The fifth aspect, the fifth key point I want to make, is that we can understand more about extended treatment. Unlabeled and in the VISION trial there have been up to six cycles of treatment. Outside this, with early access, of course, we have experience with much more treatment and continuous treatment.

We have analyzed cohorts that underwent either continuous PSMA therapy for persistent disease—more than six cycles, up to 14 or 18 cycles of treatment—and patients that underwent a rechallenge of lutetium-PSMA later on after initial good response. And looking into these patients with a long overall survival follow-up, we found that they have quite a favorable overall survival outcome—23 months for continuous treatment, 14 months for rechallenge treatment—and this is way beyond the VISION data.

Of course, these are highly selected patients, not the typical patient cohort. But if we select patients that are favorable responders and candidates for lutetium-PSMA, this can be a very good choice to also continue treatment or revisit lutetium-PSMA in those patients, also because the safety profile was quite favorable.

So some of the early key contributions to lutetium-PSMA practice is, in general, there are lessons to learn from early access PSMA-RLT, especially if it's done in a proper way, in a high-quality way, and if there are multicenter analyses to really join data sets—these can be quite solid data. These are five key points I want to make:

We understood about the lutetium-PSMA dosimetry.
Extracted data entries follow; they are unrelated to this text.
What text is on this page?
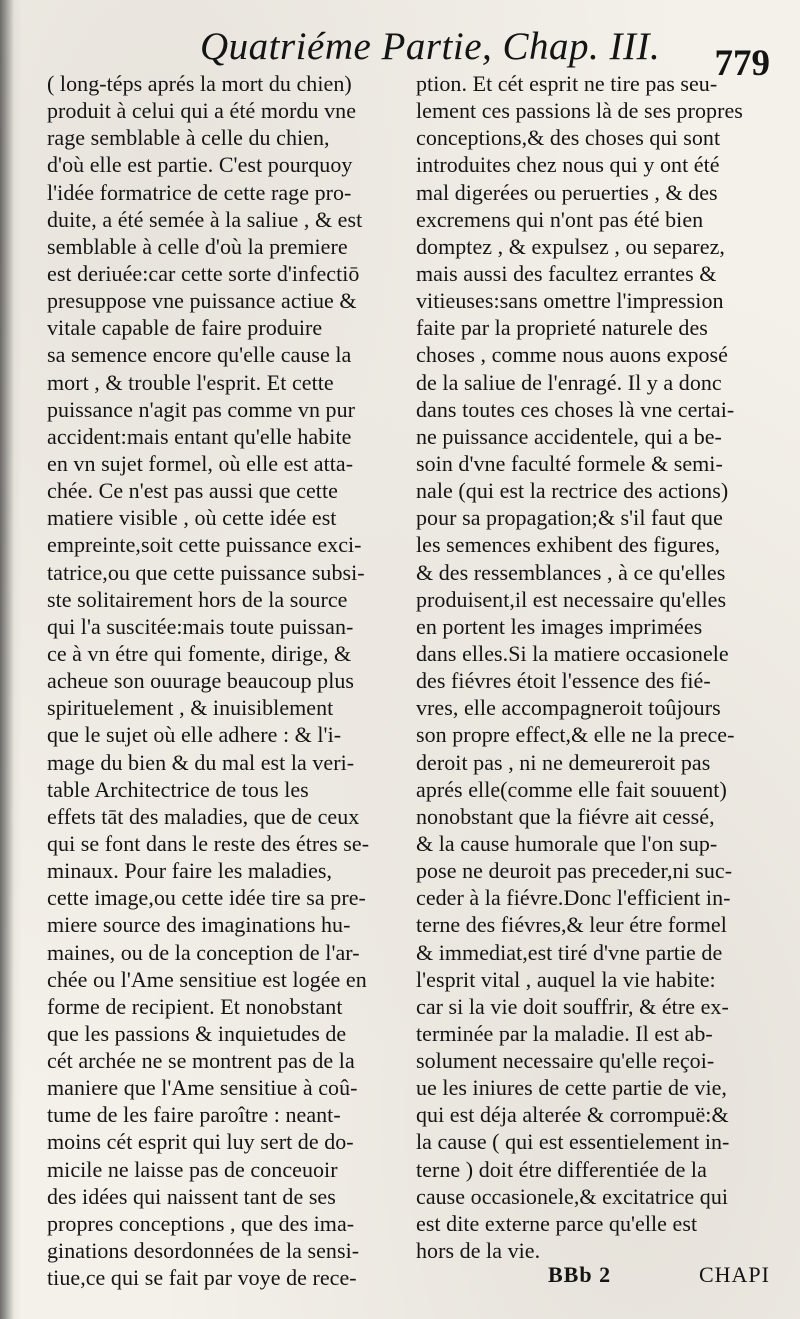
Quatriéme Partie, Chap. III. 779
( long-téps aprés la mort du chien)
produit à celui qui a été mordu vne
rage semblable à celle du chien,
d'où elle est partie. C'est pourquoy
l'idée formatrice de cette rage pro-
duite, a été semée à la saliue , & est
semblable à celle d'où la premiere
est deriuée:car cette sorte d'infectiō
presuppose vne puissance actiue &
vitale capable de faire produire
sa semence encore qu'elle cause la
mort , & trouble l'esprit. Et cette
puissance n'agit pas comme vn pur
accident:mais entant qu'elle habite
en vn sujet formel, où elle est atta-
chée. Ce n'est pas aussi que cette
matiere visible , où cette idée est
empreinte,soit cette puissance exci-
tatrice,ou que cette puissance subsi-
ste solitairement hors de la source
qui l'a suscitée:mais toute puissan-
ce à vn étre qui fomente, dirige, &
acheue son ouurage beaucoup plus
spirituelement , & inuisiblement
que le sujet où elle adhere : & l'i-
mage du bien & du mal est la veri-
table Architectrice de tous les
effets tāt des maladies, que de ceux
qui se font dans le reste des étres se-
minaux. Pour faire les maladies,
cette image,ou cette idée tire sa pre-
miere source des imaginations hu-
maines, ou de la conception de l'ar-
chée ou l'Ame sensitiue est logée en
forme de recipient. Et nonobstant
que les passions & inquietudes de
cét archée ne se montrent pas de la
maniere que l'Ame sensitiue à coû-
tume de les faire paroître : neant-
moins cét esprit qui luy sert de do-
micile ne laisse pas de conceuoir
des idées qui naissent tant de ses
propres conceptions , que des ima-
ginations desordonnées de la sensi-
tiue,ce qui se fait par voye de rece-
ption. Et cét esprit ne tire pas seu-
lement ces passions là de ses propres
conceptions,& des choses qui sont
introduites chez nous qui y ont été
mal digerées ou peruerties , & des
excremens qui n'ont pas été bien
domptez , & expulsez , ou separez,
mais aussi des facultez errantes &
vitieuses:sans omettre l'impression
faite par la proprieté naturele des
choses , comme nous auons exposé
de la saliue de l'enragé. Il y a donc
dans toutes ces choses là vne certai-
ne puissance accidentele, qui a be-
soin d'vne faculté formele & semi-
nale (qui est la rectrice des actions)
pour sa propagation;& s'il faut que
les semences exhibent des figures,
& des ressemblances , à ce qu'elles
produisent,il est necessaire qu'elles
en portent les images imprimées
dans elles.Si la matiere occasionele
des fiévres étoit l'essence des fié-
vres, elle accompagneroit toûjours
son propre effect,& elle ne la prece-
deroit pas , ni ne demeureroit pas
aprés elle(comme elle fait souuent)
nonobstant que la fiévre ait cessé,
& la cause humorale que l'on sup-
pose ne deuroit pas preceder,ni suc-
ceder à la fiévre.Donc l'efficient in-
terne des fiévres,& leur étre formel
& immediat,est tiré d'vne partie de
l'esprit vital , auquel la vie habite:
car si la vie doit souffrir, & étre ex-
terminée par la maladie. Il est ab-
solument necessaire qu'elle reçoi-
ue les iniures de cette partie de vie,
qui est déja alterée & corrompuë:&
la cause ( qui est essentielement in-
terne ) doit étre differentiée de la
cause occasionele,& excitatrice qui
est dite externe parce qu'elle est
hors de la vie.
BBb 2	CHAPI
We could define the activity amount to be applied. We understood that salivary glands need attention, especially for alpha therapy. We understood that extensive bone involvement is not a hard stop for treatment—it can be done also under lutetium-PSMA therapy.

We understood some key features on PSMA-PET that determine the risk of patients dying earlier under lutetium-PSMA, and this could be used to risk-stratify patients also in the clinical routine setting.

Response assessment: This was not part of the prospective trials, but in the early access, we understood that changes on PSMA-PET can really be used to assess response and be implemented further in joint criteria. And then extended treatment is feasible and also leads to repeat responses in those patients and should be considered for prospective settings, but also for the clinical routine in the future.

And with this, thank you very much for your attention.